Pocahontas, une légende indienne

Pocahontas, une légende indienne
1995
Mike Gabriel, Eric Goldberg

Le thème du film est un choix surprenant de la part de Disney, tant la colonisation de l’Amérique fut une période sombre de l’humanité. Génocides, massacres d’enfants, expropriations, viols collectifs et autres joies festives étaient légions (même s’il faut reconnaître que la réciproque fut elle aussi vraie, les premiers explorateurs n’y ayant pas survécu), et en faire un film léger et à destination des enfants relève du véritable défi. Le succès fut à la clef : 5,6 millions d’entrées en France et 346 M$ dans le monde (soit l’équivalant actuel de 675 M$).

L’histoire prend place en 1607 sous le règne de Jacques I°, roi d’Angleterre, alors qu’une expédition part pour le nouveau monde en quête d’or. Arrivé à destination, le général John Smith est envoyé en reconnaissance dans la forêt, cherchant à identifier une possible présence de sauvages. Et effectivement, ses pas vont le conduire à faire la rencontre de Pocahontas, la fille du chef du village indien. Loin de l’image de la bête à l’allure d’homme qu’il imaginait, il comprendra que ses ressemblances avec eux va bien au delà de la simple apparence. Mais difficile de faire changer les mentalités…

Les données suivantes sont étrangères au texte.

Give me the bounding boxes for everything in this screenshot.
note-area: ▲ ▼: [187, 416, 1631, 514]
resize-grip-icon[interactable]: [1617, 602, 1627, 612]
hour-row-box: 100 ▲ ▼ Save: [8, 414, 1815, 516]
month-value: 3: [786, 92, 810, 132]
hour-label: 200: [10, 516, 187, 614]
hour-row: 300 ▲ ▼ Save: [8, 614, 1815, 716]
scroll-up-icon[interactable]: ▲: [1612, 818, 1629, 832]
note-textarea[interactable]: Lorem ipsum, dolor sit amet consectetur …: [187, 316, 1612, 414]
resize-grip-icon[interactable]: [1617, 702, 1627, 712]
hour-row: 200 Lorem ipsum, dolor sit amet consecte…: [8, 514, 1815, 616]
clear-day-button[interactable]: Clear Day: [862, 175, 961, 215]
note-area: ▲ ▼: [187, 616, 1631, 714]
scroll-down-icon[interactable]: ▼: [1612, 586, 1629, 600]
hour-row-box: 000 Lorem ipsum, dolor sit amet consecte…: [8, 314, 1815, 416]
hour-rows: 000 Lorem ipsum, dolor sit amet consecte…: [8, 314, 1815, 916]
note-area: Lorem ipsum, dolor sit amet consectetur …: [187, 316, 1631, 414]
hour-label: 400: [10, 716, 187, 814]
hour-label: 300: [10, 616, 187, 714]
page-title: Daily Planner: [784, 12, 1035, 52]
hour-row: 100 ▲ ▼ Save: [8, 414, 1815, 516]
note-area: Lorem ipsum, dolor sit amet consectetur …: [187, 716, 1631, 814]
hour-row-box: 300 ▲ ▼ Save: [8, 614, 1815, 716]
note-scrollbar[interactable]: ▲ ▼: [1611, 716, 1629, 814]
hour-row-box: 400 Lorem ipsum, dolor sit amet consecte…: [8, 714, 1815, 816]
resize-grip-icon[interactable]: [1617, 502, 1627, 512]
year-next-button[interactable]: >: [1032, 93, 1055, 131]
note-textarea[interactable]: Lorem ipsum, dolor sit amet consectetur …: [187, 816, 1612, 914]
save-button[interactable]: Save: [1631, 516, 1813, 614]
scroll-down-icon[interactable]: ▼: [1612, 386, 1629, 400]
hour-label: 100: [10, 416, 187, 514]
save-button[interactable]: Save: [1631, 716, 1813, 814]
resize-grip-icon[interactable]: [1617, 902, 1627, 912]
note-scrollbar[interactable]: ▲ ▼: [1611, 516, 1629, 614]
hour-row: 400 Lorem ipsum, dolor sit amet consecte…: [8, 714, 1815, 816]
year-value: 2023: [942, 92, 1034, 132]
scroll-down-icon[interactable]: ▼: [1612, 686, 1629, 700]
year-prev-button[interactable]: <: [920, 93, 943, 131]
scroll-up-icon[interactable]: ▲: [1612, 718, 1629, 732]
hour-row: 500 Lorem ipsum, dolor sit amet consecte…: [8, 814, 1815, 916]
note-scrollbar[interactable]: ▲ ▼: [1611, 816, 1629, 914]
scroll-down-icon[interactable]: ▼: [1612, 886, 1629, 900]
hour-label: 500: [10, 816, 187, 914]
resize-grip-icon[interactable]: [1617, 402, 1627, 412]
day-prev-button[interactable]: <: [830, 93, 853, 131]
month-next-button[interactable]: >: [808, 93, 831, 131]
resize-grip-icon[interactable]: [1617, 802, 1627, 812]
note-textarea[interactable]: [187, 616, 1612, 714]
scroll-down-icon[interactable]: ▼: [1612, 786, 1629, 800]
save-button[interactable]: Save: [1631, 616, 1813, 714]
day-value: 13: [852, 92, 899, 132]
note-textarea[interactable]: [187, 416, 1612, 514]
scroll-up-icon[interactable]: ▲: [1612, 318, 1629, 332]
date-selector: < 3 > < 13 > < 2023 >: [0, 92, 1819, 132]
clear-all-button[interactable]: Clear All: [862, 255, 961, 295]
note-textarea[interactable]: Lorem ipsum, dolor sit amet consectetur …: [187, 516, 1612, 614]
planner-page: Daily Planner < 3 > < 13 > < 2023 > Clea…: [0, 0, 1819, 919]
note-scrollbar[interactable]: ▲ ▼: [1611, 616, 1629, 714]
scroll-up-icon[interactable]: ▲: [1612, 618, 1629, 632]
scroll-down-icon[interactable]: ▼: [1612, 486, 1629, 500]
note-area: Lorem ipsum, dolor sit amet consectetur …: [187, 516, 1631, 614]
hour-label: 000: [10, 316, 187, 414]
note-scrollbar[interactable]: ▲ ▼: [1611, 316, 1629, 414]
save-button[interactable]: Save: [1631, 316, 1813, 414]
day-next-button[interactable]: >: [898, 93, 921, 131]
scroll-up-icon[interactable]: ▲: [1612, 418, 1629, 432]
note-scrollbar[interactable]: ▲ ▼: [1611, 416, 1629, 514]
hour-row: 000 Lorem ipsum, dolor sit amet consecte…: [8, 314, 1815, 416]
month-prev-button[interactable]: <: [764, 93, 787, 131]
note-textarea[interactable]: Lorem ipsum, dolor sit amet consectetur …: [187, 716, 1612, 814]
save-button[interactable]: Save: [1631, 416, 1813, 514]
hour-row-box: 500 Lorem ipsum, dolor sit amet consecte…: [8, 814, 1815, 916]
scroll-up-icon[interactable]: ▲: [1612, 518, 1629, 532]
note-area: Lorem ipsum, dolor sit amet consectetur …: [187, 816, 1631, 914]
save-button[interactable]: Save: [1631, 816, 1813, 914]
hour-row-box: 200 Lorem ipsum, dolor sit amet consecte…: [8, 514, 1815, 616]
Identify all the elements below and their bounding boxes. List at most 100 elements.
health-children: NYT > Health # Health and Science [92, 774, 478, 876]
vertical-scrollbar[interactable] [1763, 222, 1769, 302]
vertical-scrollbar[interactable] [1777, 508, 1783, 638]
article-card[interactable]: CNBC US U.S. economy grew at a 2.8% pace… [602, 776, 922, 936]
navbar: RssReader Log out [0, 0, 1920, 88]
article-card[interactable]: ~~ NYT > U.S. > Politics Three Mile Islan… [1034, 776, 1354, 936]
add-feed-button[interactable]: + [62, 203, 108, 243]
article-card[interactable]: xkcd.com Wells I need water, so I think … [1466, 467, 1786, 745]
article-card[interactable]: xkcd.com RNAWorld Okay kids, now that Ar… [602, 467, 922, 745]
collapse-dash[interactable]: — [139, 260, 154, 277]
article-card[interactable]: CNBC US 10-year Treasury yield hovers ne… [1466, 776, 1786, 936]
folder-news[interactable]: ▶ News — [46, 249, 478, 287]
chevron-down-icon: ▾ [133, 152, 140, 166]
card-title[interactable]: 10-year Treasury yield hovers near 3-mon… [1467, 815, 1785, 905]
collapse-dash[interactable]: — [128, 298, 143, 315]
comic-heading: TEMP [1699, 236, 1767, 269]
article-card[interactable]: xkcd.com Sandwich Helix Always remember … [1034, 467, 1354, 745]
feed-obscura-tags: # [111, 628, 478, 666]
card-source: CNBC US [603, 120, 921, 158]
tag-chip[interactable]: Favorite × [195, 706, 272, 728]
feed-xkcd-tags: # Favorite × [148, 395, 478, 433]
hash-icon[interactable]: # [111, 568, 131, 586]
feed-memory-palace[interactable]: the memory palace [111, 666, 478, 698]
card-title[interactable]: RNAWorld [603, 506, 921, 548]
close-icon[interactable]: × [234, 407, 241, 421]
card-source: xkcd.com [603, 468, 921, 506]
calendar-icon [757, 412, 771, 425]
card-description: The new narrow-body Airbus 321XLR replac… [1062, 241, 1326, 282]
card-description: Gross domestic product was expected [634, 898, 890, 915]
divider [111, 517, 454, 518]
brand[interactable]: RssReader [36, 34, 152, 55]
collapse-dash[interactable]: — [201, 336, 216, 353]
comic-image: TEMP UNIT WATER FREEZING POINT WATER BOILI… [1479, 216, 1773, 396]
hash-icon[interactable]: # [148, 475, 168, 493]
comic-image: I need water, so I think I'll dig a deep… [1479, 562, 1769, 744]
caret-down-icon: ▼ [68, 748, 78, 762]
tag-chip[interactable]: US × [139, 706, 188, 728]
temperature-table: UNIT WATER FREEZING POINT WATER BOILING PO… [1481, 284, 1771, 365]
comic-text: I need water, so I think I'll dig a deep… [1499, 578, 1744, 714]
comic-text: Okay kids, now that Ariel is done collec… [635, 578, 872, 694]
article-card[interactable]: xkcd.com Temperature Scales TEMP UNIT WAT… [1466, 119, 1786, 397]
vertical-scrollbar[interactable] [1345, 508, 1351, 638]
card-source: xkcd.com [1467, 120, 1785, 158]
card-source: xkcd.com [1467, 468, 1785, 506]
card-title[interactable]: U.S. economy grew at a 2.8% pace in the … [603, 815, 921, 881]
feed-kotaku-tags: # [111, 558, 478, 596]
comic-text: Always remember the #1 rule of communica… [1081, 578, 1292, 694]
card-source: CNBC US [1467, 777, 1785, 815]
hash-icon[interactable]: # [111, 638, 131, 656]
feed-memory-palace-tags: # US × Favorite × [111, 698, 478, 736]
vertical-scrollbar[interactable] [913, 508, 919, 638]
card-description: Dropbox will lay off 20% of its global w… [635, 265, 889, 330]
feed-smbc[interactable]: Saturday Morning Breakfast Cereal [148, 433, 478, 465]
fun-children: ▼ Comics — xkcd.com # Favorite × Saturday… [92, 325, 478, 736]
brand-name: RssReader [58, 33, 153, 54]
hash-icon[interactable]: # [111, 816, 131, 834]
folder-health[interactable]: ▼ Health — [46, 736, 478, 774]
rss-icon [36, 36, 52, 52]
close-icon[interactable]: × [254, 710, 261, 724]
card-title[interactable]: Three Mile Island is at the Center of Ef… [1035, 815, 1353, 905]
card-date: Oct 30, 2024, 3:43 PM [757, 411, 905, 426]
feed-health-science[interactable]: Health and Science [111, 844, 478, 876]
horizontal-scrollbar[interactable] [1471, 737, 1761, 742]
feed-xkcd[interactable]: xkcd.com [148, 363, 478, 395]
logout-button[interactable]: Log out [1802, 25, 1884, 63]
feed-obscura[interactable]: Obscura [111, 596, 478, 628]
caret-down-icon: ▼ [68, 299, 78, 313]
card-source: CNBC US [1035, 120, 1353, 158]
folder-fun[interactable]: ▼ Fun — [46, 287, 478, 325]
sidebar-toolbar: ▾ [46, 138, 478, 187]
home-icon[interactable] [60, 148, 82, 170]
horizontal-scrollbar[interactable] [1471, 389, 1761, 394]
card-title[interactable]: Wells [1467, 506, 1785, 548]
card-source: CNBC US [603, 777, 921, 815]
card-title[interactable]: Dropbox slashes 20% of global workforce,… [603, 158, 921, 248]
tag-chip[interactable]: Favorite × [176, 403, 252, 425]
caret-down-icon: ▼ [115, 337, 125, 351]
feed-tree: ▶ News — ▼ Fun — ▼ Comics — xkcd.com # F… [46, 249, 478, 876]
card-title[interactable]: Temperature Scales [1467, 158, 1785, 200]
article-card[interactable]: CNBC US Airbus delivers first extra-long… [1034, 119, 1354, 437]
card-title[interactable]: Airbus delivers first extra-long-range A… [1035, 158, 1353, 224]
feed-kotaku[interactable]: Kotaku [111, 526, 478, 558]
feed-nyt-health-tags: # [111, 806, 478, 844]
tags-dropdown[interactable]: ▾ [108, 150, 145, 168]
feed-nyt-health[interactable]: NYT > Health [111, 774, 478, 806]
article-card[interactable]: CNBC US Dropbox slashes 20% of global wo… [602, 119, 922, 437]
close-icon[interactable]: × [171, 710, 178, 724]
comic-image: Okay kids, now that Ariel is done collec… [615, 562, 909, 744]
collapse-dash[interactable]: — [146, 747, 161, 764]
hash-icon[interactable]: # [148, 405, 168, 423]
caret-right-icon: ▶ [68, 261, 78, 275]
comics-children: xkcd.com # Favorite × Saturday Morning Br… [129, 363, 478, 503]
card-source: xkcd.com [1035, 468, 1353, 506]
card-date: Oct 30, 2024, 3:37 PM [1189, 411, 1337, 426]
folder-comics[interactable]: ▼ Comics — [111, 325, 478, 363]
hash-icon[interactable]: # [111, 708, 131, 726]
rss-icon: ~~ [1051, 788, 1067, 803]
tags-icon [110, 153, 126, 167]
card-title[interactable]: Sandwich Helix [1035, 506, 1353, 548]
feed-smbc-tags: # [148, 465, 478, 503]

Les premiers contacts avec le film ne rassurent pas tellement : la chanson d’introduction est incompréhensible (un problème récurrent : la musique couvrant de façon trop prononcée les paroles), et la technique et l’animation sont un peu légers, même si les couleurs sont très belles. Rien de bien grave, la direction artistique étant excellente, l’image reste magnifique. En revanche, du point de vu sonore, la voie de Pocahontas choque, faisant disparate par rapport à son physique. Et de manière générale, le niveau des innombrables chansons – comme il était de coutume à l’époque – laisse à désirer, les textes étant simplets et les chanteurs peu convaincants. Côté histoire, c’est loin d’être mauvais, même plutôt bon à vrai dire, le charme des décors et les enjeux historiques donnant une véritable ampleur à l’univers dépeint. Mais plusieurs ombres viennent ternir le tableau : beaucoup de personnages sont très stéréotypés, et la maîtrise de l’anglais des aborigènes est incohérente, eux qui n’en ont jamais vu. M’enfin, si on cherche la cohérence, la lévitation du casque de John Smith a de quoi rendre fou. Et puis bon, forcément, le sang ça n’existe pas. La romance est faible, la fin expédiée et tout est extrêmement prévisible. Pour les enfants, il est probable que cela suffise, mais difficile d’y voir plus qu’une simple aventure mignonne.